In the context of optimal care business model execution, the intelligence platform is the enabling technology that performs the heavy lift of actuarial engineering: detecting and modeling risk using MRS-like models; refining and targeting customized risk mitigation strategies based on system and social risk drivers; and modeling margin growth and designing incentives for quality improvement to further stabilize premium inflation. This is the work of intelligence technology — automated intelligence cycles imbedded into a single platform that learns fast, scales quickly, and, in a word, is indispensable.
Indispensable in two ways. First, without an intelligence technology platform, meaningful initiatives for driving optimal care fall victim to the daunting complexity and scale of the data acquisition and curation work that drives analytics and workflow. Inertia prevails with no momentum for reversing the inflationary flywheel.
Second, with such a platform, insured healthcare becomes AI-ready, countering inertia with exponential speed, and making it easy to imagine a powerful Actuarial Engineering AI-assistant for accelerating optimal care and stabilizing premiums — a highly probable development for achieving escape velocity in the very near future.
Optimal Care as A National Strategy
The central thesis of this paper is that business model innovation can serve as a national strategy for reversing healthcare inflation and stabilizing insurance premiums for individuals, business and government. The underlying reasoning goes as follows:
- First, healthcare inflation is systemic and the outcome of a four-party economic structure which neutralizes demand-supply economics, weakens competitive market forces, obscures supply chain visibility, and tolerates the industry’s inflationary cost-plus, fixed margin business model.
- Second, stabilizing premium inflation requires strengthening market forces, and empowering sponsors with an alternative paradigm, engineering practice, and intelligence platform. The goal is to clarify supply chain performance and build new business models that grow margins and offset premium increases.
- Third, the optimal care business model is a tech-enabled, win-win business model which empowers sponsors to drive quality-based margins by eliminating suboptimal care, and then to deploy those margins to stabilize premiums, add benefits, and incentivize providers.
Adopting the optimal care business model as a national strategy would leverage the immense buying power of business and government to stabilize premium inflation by reducing suboptimal care. The intention would be to empower markets to drive value and then let markets work — no new legislation or regulation, while aligning the healthcare economy with the national economy and the general inflation rate.

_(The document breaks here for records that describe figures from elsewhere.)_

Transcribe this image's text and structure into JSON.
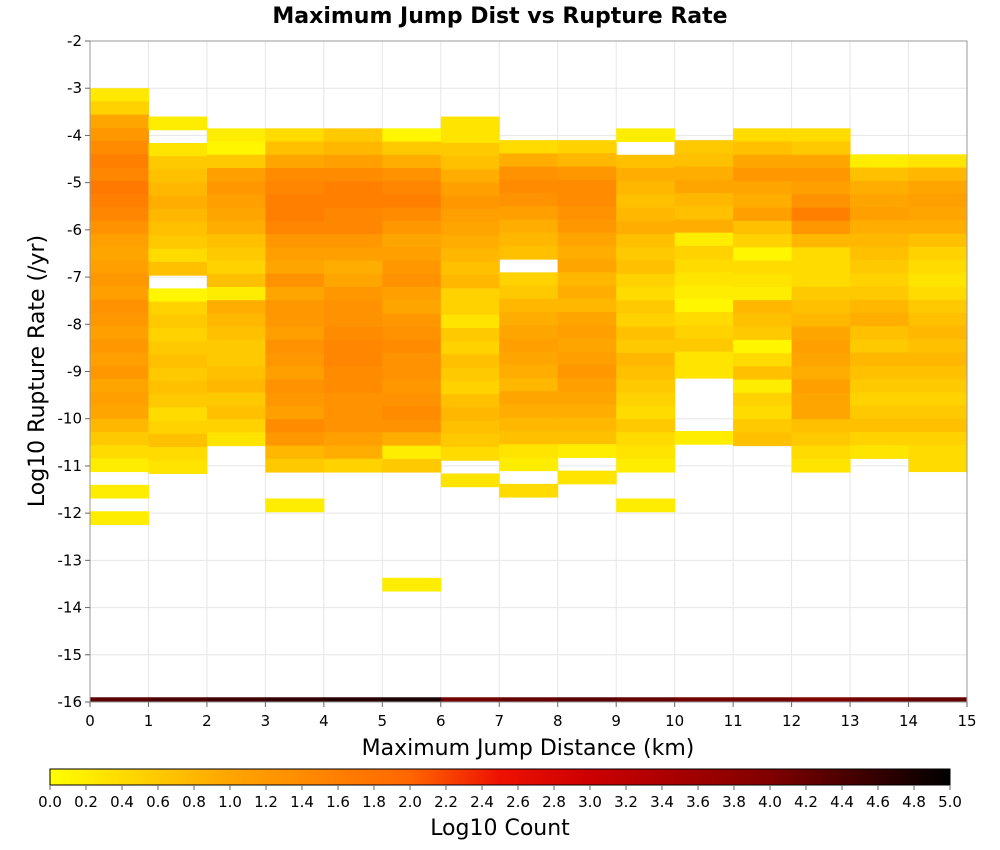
{
  "chart_data": {
    "type": "heatmap",
    "title": "Maximum Jump Dist vs Rupture Rate",
    "xlabel": "Maximum Jump Distance (km)",
    "ylabel": "Log10 Rupture Rate (/yr)",
    "colorbar_label": "Log10 Count",
    "xlim": [
      0,
      15
    ],
    "ylim": [
      -16,
      -2
    ],
    "x_ticks": [
      "0",
      "1",
      "2",
      "3",
      "4",
      "5",
      "6",
      "7",
      "8",
      "9",
      "10",
      "11",
      "12",
      "13",
      "14",
      "15"
    ],
    "y_ticks": [
      "-16",
      "-15",
      "-14",
      "-13",
      "-12",
      "-11",
      "-10",
      "-9",
      "-8",
      "-7",
      "-6",
      "-5",
      "-4",
      "-3",
      "-2"
    ],
    "colorbar_range": [
      0.0,
      5.0
    ],
    "colorbar_ticks": [
      "0.0",
      "0.2",
      "0.4",
      "0.6",
      "0.8",
      "1.0",
      "1.2",
      "1.4",
      "1.6",
      "1.8",
      "2.0",
      "2.2",
      "2.4",
      "2.6",
      "2.8",
      "3.0",
      "3.2",
      "3.4",
      "3.6",
      "3.8",
      "4.0",
      "4.2",
      "4.4",
      "4.6",
      "4.8",
      "5.0"
    ],
    "colormap": [
      "#ffff00",
      "#ffa500",
      "#ff6600",
      "#dd0000",
      "#800000",
      "#000000"
    ],
    "grid": true,
    "y_bin_size": 0.28,
    "columns": [
      {
        "x": 0,
        "y_top": -3.0,
        "values": [
          0.25,
          0.5,
          1.0,
          1.2,
          1.4,
          1.6,
          1.5,
          1.7,
          1.6,
          1.5,
          1.3,
          1.1,
          1.0,
          1.1,
          1.2,
          1.1,
          1.3,
          1.2,
          1.1,
          1.2,
          1.1,
          1.2,
          1.0,
          1.1,
          1.0,
          0.8,
          0.6,
          0.4,
          0.2,
          null,
          0.2,
          null,
          0.2
        ]
      },
      {
        "x": 1,
        "y_top": -3.6,
        "values": [
          0.2,
          null,
          0.3,
          0.6,
          0.7,
          0.8,
          0.9,
          0.8,
          0.7,
          0.6,
          0.4,
          0.7,
          null,
          0.1,
          0.5,
          0.6,
          0.5,
          0.6,
          0.7,
          0.6,
          0.7,
          0.6,
          0.4,
          0.5,
          0.7,
          0.4,
          0.3
        ]
      },
      {
        "x": 2,
        "y_top": -3.85,
        "values": [
          0.2,
          0.1,
          0.6,
          1.1,
          1.2,
          1.1,
          1.0,
          0.9,
          0.7,
          0.6,
          0.5,
          0.7,
          0.2,
          0.9,
          0.8,
          0.7,
          0.6,
          0.6,
          0.7,
          0.8,
          0.6,
          0.7,
          0.5,
          0.3
        ]
      },
      {
        "x": 3,
        "y_top": -3.85,
        "values": [
          0.4,
          0.7,
          1.0,
          1.4,
          1.5,
          1.6,
          1.6,
          1.5,
          1.2,
          1.1,
          1.0,
          1.3,
          1.0,
          1.2,
          1.2,
          1.1,
          1.3,
          1.2,
          1.1,
          1.3,
          1.2,
          1.1,
          1.4,
          1.2,
          0.8,
          0.6,
          null,
          null,
          0.2
        ]
      },
      {
        "x": 4,
        "y_top": -3.85,
        "values": [
          0.6,
          0.8,
          1.1,
          1.4,
          1.6,
          1.6,
          1.5,
          1.5,
          1.2,
          1.1,
          0.9,
          1.0,
          1.2,
          1.3,
          1.3,
          1.4,
          1.5,
          1.5,
          1.4,
          1.4,
          1.3,
          1.3,
          1.3,
          1.1,
          0.9,
          0.5
        ]
      },
      {
        "x": 5,
        "y_top": -3.85,
        "values": [
          0.1,
          0.6,
          0.9,
          1.3,
          1.5,
          1.6,
          1.4,
          1.2,
          1.0,
          1.1,
          1.2,
          1.3,
          1.1,
          1.0,
          1.2,
          1.3,
          1.4,
          1.3,
          1.3,
          1.2,
          1.3,
          1.4,
          1.3,
          0.9,
          0.2,
          0.6,
          null,
          null,
          null,
          null,
          null,
          null,
          null,
          null,
          0.2
        ]
      },
      {
        "x": 6,
        "y_top": -3.6,
        "values": [
          0.3,
          0.3,
          0.6,
          0.7,
          0.9,
          1.1,
          1.2,
          1.1,
          1.0,
          0.9,
          0.8,
          0.7,
          0.8,
          0.5,
          0.5,
          0.3,
          0.6,
          0.5,
          0.7,
          0.6,
          0.5,
          0.7,
          0.8,
          0.7,
          0.6,
          0.4,
          null,
          0.3
        ]
      },
      {
        "x": 7,
        "y_top": -4.1,
        "values": [
          0.4,
          0.9,
          1.3,
          1.4,
          1.3,
          1.1,
          0.9,
          0.8,
          0.7,
          null,
          0.5,
          0.6,
          0.8,
          0.9,
          1.0,
          1.1,
          1.0,
          0.9,
          0.8,
          1.0,
          0.9,
          0.8,
          0.7,
          0.3,
          0.2,
          null,
          0.4
        ]
      },
      {
        "x": 8,
        "y_top": -4.1,
        "values": [
          0.5,
          0.8,
          1.2,
          1.4,
          1.4,
          1.3,
          1.2,
          1.0,
          0.9,
          1.0,
          0.8,
          0.9,
          0.8,
          1.0,
          1.1,
          1.0,
          1.1,
          1.2,
          1.1,
          1.0,
          0.9,
          0.8,
          0.7,
          0.2,
          null,
          0.3
        ]
      },
      {
        "x": 9,
        "y_top": -3.85,
        "values": [
          0.2,
          null,
          0.7,
          0.9,
          0.8,
          0.7,
          0.8,
          0.9,
          0.7,
          0.6,
          0.7,
          0.5,
          0.4,
          0.6,
          0.5,
          0.7,
          0.6,
          0.8,
          0.7,
          0.6,
          0.5,
          0.4,
          0.6,
          0.4,
          0.3,
          0.2,
          null,
          null,
          0.2
        ]
      },
      {
        "x": 10,
        "y_top": -4.1,
        "values": [
          0.6,
          0.7,
          0.9,
          1.0,
          0.8,
          0.7,
          0.9,
          0.2,
          0.5,
          0.4,
          0.3,
          0.2,
          0.1,
          0.4,
          0.5,
          0.6,
          0.3,
          0.3,
          null,
          null,
          null,
          null,
          0.2
        ]
      },
      {
        "x": 11,
        "y_top": -3.85,
        "values": [
          0.4,
          0.7,
          1.0,
          1.2,
          1.0,
          0.9,
          1.1,
          0.7,
          0.5,
          0.1,
          0.4,
          0.3,
          0.2,
          0.8,
          0.7,
          0.6,
          0.1,
          0.4,
          0.7,
          0.2,
          0.5,
          0.4,
          0.6,
          0.7
        ]
      },
      {
        "x": 12,
        "y_top": -3.85,
        "values": [
          0.4,
          0.6,
          1.0,
          1.2,
          1.1,
          1.3,
          1.6,
          1.2,
          0.8,
          0.4,
          0.4,
          0.4,
          0.6,
          0.7,
          0.8,
          1.0,
          1.1,
          1.0,
          0.9,
          1.1,
          1.0,
          1.0,
          0.7,
          0.6,
          0.4,
          0.3
        ]
      },
      {
        "x": 13,
        "y_top": -4.4,
        "values": [
          0.2,
          0.7,
          0.9,
          1.0,
          1.1,
          0.9,
          0.8,
          0.7,
          0.6,
          0.5,
          0.6,
          0.8,
          0.9,
          0.7,
          0.6,
          0.8,
          0.7,
          0.6,
          0.5,
          0.6,
          0.7,
          0.5,
          0.3
        ]
      },
      {
        "x": 14,
        "y_top": -4.4,
        "values": [
          0.3,
          0.8,
          1.0,
          1.1,
          1.0,
          0.9,
          0.7,
          0.5,
          0.4,
          0.3,
          0.4,
          0.6,
          0.7,
          0.8,
          0.7,
          0.8,
          0.7,
          0.6,
          0.5,
          0.6,
          0.7,
          0.5,
          0.4,
          0.4
        ]
      }
    ],
    "bottom_row": {
      "y": -15.9,
      "values": [
        4.3,
        4.4,
        4.5,
        4.6,
        4.7,
        4.8,
        4.1,
        4.2,
        4.3,
        4.2,
        4.1,
        4.1,
        4.0,
        4.1,
        4.2
      ]
    }
  }
}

We have the intelligence technology and engineering know-how to build and execute a new healthcare business model and stabilize premium inflation at CPI levels and below. We have the purchasing power of large corporate sponsors and the ability to consolidate smaller business sponsors to create scale. State and Federal government could play an even larger purchasing role, insuring more than half the nation through Medicare, Medicaid, and its employee health plans.
But the question remains: Over the next decade will we have the moral imagination and compassionate resolve to end high inflation healthcare and the hardship it causes for so many?
High inflation healthcare is a choice. Will we choose to stabilize it or not?